贝伐单抗可能会改善乳腺癌患者的治疗结果,但由于缺乏成熟的生物标志物,阻碍了患者的选择以及研究人员证明其具有明确生存获益的能力。其假定靶点循环血管内皮生长因子A(VEGF-A)成为主要候选指标,我们试图通过系统评价来确定VEGF-A水平与治疗结果之间的关系。我们检索了电子数据库和会议论文集,以查找比较在乳腺癌标准化疗基础上加用贝伐单抗的随机对照试验(RCT)。如果根据VEGF-A血浆水平分别呈现治疗结果,则纳入该RCT。
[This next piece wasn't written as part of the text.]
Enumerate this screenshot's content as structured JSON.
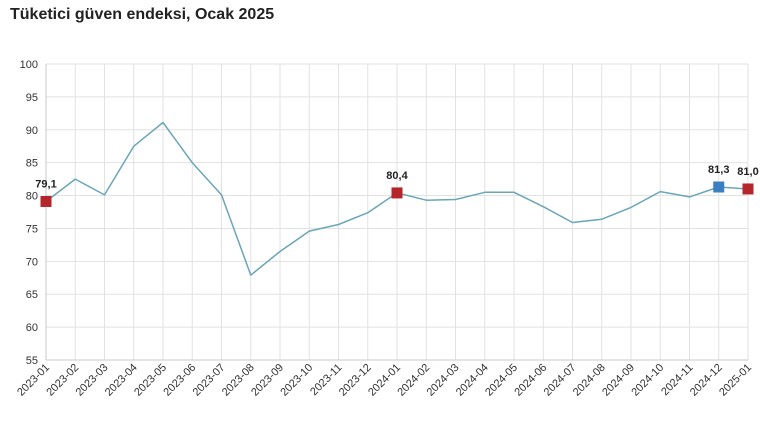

应用随机效应模型计算无进展生存期、无事件生存期(EFS,包括疾病复发、进展或任何原因导致的死亡)和总生存期(OS)的合并风险比及其各自的置信区间(95%CI)。高VEGF-A水平和低VEGF-A水平亚组遵循各试验的定义,并使用交互检验比较结果。使用χ²检验(I²)计算异质性。三项试验共纳入3748例患者。1713例患者有血浆中可用于评估的基线VEGF-A水平并被纳入分析。一项试验在辅助治疗中加用贝伐单抗(N = 2591),两项试验在一线转移性疾病中联合紫杉类药物治疗(N = 1160)。VEGF-A水平与研究治疗背景(辅助治疗与一线治疗)之间无交互作用。贝伐单抗改善了VEGF-A血浆水平高于中位数患者的无进展生存期(HR 0.56;95%CI 0.43 - 0.73;P < 0.001;I² = 0%),但未改善VEGF-A水平低于中位数患者的无进展生存期(HR 0.89;95%CI 0.68 - 1.15;P = 0.37;I² = 0%),两组间存在显著差异,交互作用P值 = 0.02。无事件生存期也出现同样情况(VEGF-A高于中位数HR 0.62;95%CI 0.39 - 0.79;P < 0.001;I² = 11%;低于中位数HR 0.89;95%CI 0.71 - 1.14;P = 0.98;I² = 17%;交互作用P值 = 0.03)。总生存期数据不可用。VEGF-A水平是贝伐单抗治疗乳腺癌的一个合理候选生物标志物。进一步研究需证实其在总生存期以及包括其他抗血管生成治疗在内的其他情况下的替代作用。